Much has been made about the fact that economy-wide bank lending is down considerably despite the fact that the stock market and other economic indicators have begun to improve. Even after the unprecedented cash made available by the Federal Reserve and direct bailouts from the Federal government, some estimates state that bank lending is still down some $600 billion from this time a year ago. This has created widespread frustrations which became apparent in an interview with real estate mogul Donald Trump this morning on CNBC. In that interview, Trump argued that the economy cannot heal until we have a fully functioning credit market and even suggested that perhaps the government should force banks to lend more.
Now, it is worth pointing out that we are not of the opinion that legitimate borrowers should be denied loans. That is, loans to credit-worthy borrowers who have a valid need for the capital and can reasonably be expected to pay it back absolutely should have access to credit. Banks are lending institutions and loans have in the past and will continue in the future to be an important source of revenue. However, taking the job of risk assessment out of the hands of bankers is not a recipe to heal the still-damaged balance sheets of financial institutions. Banks are hanging onto more of their capital than before for one of two reasons: (1) they fear problems on the horizon and need a capital cushion or (2) they lack attractive candidates for loans.
Clearly, banks are not making as many loans right now because many are still reeling from the credit crisis and need to rebuild their capital reserves in case of future turbulence. The recent debt scare in Dubai demonstrates that globally there are still challenges ahead. Renowned bank analyst Dick Bove of Rochdale Securities said that, while U.S. institution’s exposure to Dubai is minimal, the situation does show that the worst of the global credit crisis may not be behind us. Again in an interview on CNBC, Bove opined that if Dubai can default on its loans, what is to stop other troubled nations from doing the same thing? Furthermore, he discussed the increasingly likely prospect that U.S. bank regulators will increase capital requirements in the coming months. Out of the 30 largest banks by assets, only four (C, STT, NTRS and FHN) would be able to meet the proposed 12% capital ratio without needing to raise fresh capital.

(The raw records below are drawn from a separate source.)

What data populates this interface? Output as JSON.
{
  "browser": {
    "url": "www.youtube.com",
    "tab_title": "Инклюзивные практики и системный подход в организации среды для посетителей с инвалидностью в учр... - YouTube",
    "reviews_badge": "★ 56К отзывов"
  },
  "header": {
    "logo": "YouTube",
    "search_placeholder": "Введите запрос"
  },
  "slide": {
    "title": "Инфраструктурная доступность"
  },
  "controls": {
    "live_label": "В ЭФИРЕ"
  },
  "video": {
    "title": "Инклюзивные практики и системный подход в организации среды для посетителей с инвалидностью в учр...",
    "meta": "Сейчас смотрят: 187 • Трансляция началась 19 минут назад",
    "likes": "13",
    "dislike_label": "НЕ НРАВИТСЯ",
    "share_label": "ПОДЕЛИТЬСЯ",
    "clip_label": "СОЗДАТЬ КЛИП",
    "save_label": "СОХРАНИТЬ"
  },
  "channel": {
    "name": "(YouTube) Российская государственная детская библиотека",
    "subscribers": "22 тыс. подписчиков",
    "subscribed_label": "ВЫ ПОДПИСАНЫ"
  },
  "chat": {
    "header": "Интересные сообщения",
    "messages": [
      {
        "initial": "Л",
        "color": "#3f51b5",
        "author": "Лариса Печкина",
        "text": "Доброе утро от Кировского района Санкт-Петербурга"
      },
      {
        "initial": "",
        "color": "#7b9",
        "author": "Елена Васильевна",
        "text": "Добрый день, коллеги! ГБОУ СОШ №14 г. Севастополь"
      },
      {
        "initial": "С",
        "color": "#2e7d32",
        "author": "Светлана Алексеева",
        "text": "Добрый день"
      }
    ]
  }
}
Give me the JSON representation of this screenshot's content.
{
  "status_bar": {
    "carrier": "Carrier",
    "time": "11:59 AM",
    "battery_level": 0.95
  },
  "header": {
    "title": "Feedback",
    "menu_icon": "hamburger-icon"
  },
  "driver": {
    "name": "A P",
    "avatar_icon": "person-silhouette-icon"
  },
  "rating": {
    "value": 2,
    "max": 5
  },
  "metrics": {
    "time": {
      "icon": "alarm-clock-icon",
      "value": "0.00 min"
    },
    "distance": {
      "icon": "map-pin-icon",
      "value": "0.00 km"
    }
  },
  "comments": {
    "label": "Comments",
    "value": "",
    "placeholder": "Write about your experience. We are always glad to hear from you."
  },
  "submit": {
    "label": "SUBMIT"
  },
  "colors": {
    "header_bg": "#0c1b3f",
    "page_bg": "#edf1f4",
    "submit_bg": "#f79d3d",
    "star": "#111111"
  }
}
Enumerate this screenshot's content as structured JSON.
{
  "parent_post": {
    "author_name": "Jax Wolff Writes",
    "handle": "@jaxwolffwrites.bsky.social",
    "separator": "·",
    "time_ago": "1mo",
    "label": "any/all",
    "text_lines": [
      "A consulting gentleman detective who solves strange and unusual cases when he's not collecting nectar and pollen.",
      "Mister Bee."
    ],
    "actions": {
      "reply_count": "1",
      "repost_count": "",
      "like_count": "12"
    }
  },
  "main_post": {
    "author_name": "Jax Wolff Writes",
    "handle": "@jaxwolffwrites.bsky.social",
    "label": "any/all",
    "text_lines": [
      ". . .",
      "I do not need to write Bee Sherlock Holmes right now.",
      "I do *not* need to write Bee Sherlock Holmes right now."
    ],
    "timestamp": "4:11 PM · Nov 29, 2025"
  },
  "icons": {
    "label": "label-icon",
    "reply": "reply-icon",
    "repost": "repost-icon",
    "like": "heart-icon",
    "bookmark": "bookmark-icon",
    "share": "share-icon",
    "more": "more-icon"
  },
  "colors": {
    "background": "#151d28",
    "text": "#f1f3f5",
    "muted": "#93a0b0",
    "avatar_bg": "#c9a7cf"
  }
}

It is unfortunate that some are frustrated that obtaining credit is more complicated than in the past, but we do not really see a way around this period of deleveraging. If the government forced banks to lend, then quotas would take precedence over proper due diligence. At the same time, there are real concerns that the government will being requiring that banks hold a greater percentage of capital in reserve hoping to avoid the necessity for bailouts in the future. As painful as it may be, the current risk aversion in the credit markets is a natural market response. This too shall pass, and banks will lend again when they see good opportunities in the market and are adequately capitalized to handle any economic environment.